ATELIER

Comment écrire une histoire en jouant avec les règles ?

30oct.- 27nov.
PRIX
  • Forfait 5 séances : 240 € *
  • Paiement en 2 fois : 120 €
COURS
5 séances de 2h
Participants max : 15
PROGRAMME
  • Lundi30 oct.18h30 - 21h30
  • Lundi06 nov.18h30 - 20h30
  • Lundi13 nov.18h30 - 20h30
  • Lundi20 nov.18h30 - 21h30
  • Lundi27 nov.18h30 - 20h30
* 10 % de réduction pour les étudiants et les personnes au chômage.

PRÉSENTATION

Les règles, les limitations, le cadre que l’on se fixe, sont ce qui permet à l’histoire d’avancer. En même temps, on peut jouer avec cette notion de cadre, et c'est ce "jeu" lui-même qui séance après séance permettra à l'histoire d'advenir, petit à petit, à tâtons ! 

JEUX littéraires comme le cut-up, les cadavres exquis, mais aussi JEU avec les attentes du lecteur. Écrire, c’est écrire pour être lu, écrire pour quelqu’un, même si ce quelqu’un est fictif. Ainsi, même si cela n’apparaît pas dans le dispositif du livre, il y a toujours un dialogue, un JEU avec le lecteur, et du JEU entre ce qui est écrit et ce qui est lu. 

Comme le dit Jeffrey Eugenides : « Je conseille à mes étudiants de faire comme s’ils écrivaient leur toute meilleure lettre au plus intelligent de leurs amis. Comme ça, il n’y a pas de nivellement par le bas. On n’expliquera pas ce qui n’a pas besoin de l’être. On suppose ainsi l’intimité et des raccourcis naturels, ce qui est très souhaitable car le lecteur est intelligent et n’a pas envie qu’on le traite avec condescendance. Je pense au lecteur. Je me soucie du lecteur. Pas du « public ». Pas du « lectorat ». Juste le lecteur. » 

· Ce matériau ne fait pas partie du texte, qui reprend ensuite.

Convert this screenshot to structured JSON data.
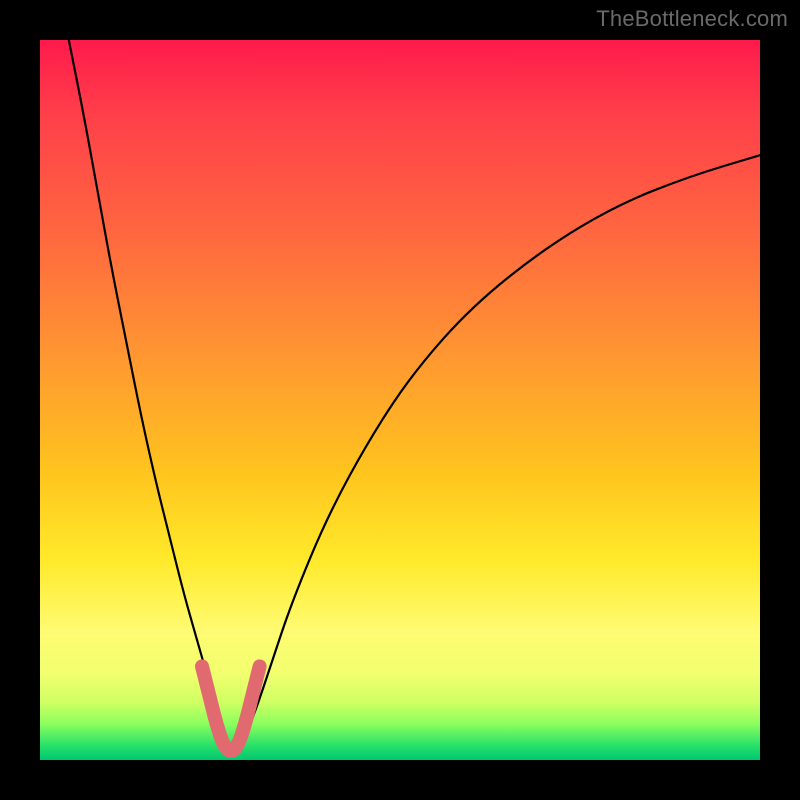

Supposer un lecteur intelligent, c’est supposer un partenaire de JEU capable de renvoyer la balle, un alter ego. L’auteur lui-même se doit donc de mettre la barre haut en termes de perspicacité et d’esprit d’analyse : être capable de déconstruire – comprendre – reconstruire. Ou du moins d’honnêteté avec soi-même. Savoir où on se place et d’où on écrit. 

Se prendre au JEU, c’est prendre un risque, donner de soi, cela implique une certaine générosité.

Donner de soi, c’est avoir quelque chose à dire, un propos. Mais le roman n’est pas le lieu d’un discours univoque, d’une propagande, et ne vise bien évidemment pas à être didactique, ni à donner des réponses, mais plutôt à poser des questions. La construction du propos se fait plus sur le modèle du dialogue philosophique ou du conte de fée (confrontation de voix / confrontation d’archétypes), à la fois dans le dit et le non-dit, à travers les dialogues, para-texte et péri-texte, entre les lignes, dans les blancs et les marges. 

Ce sont toutes ces questions que nous aborderons au fil des 5 séances, pour faire naître, chacun à sa façon, une histoire qui nous ressemble.

12 heures d'ateliers réparties sur 5 séances.

8 participants minimum / 15 participants maximum.

L’écrivain-enseignant :

Alizé Meurisse

Alizé Meurisse est une écrivaine, artiste peintre et photographe française, née le 3 mars 1986. Elle a été sélectionnée pour le prix de Flore en 2007 pour son premier roman Pâle Sang bleu. Son deuxième roman, Roman à Clefs, est paru début 2010. Son roman Neverdays est sorti en août 2013. Son quatrième roman, Ataraxia, paraît le 4 janvier 2017 aux éditions Léo Scheer.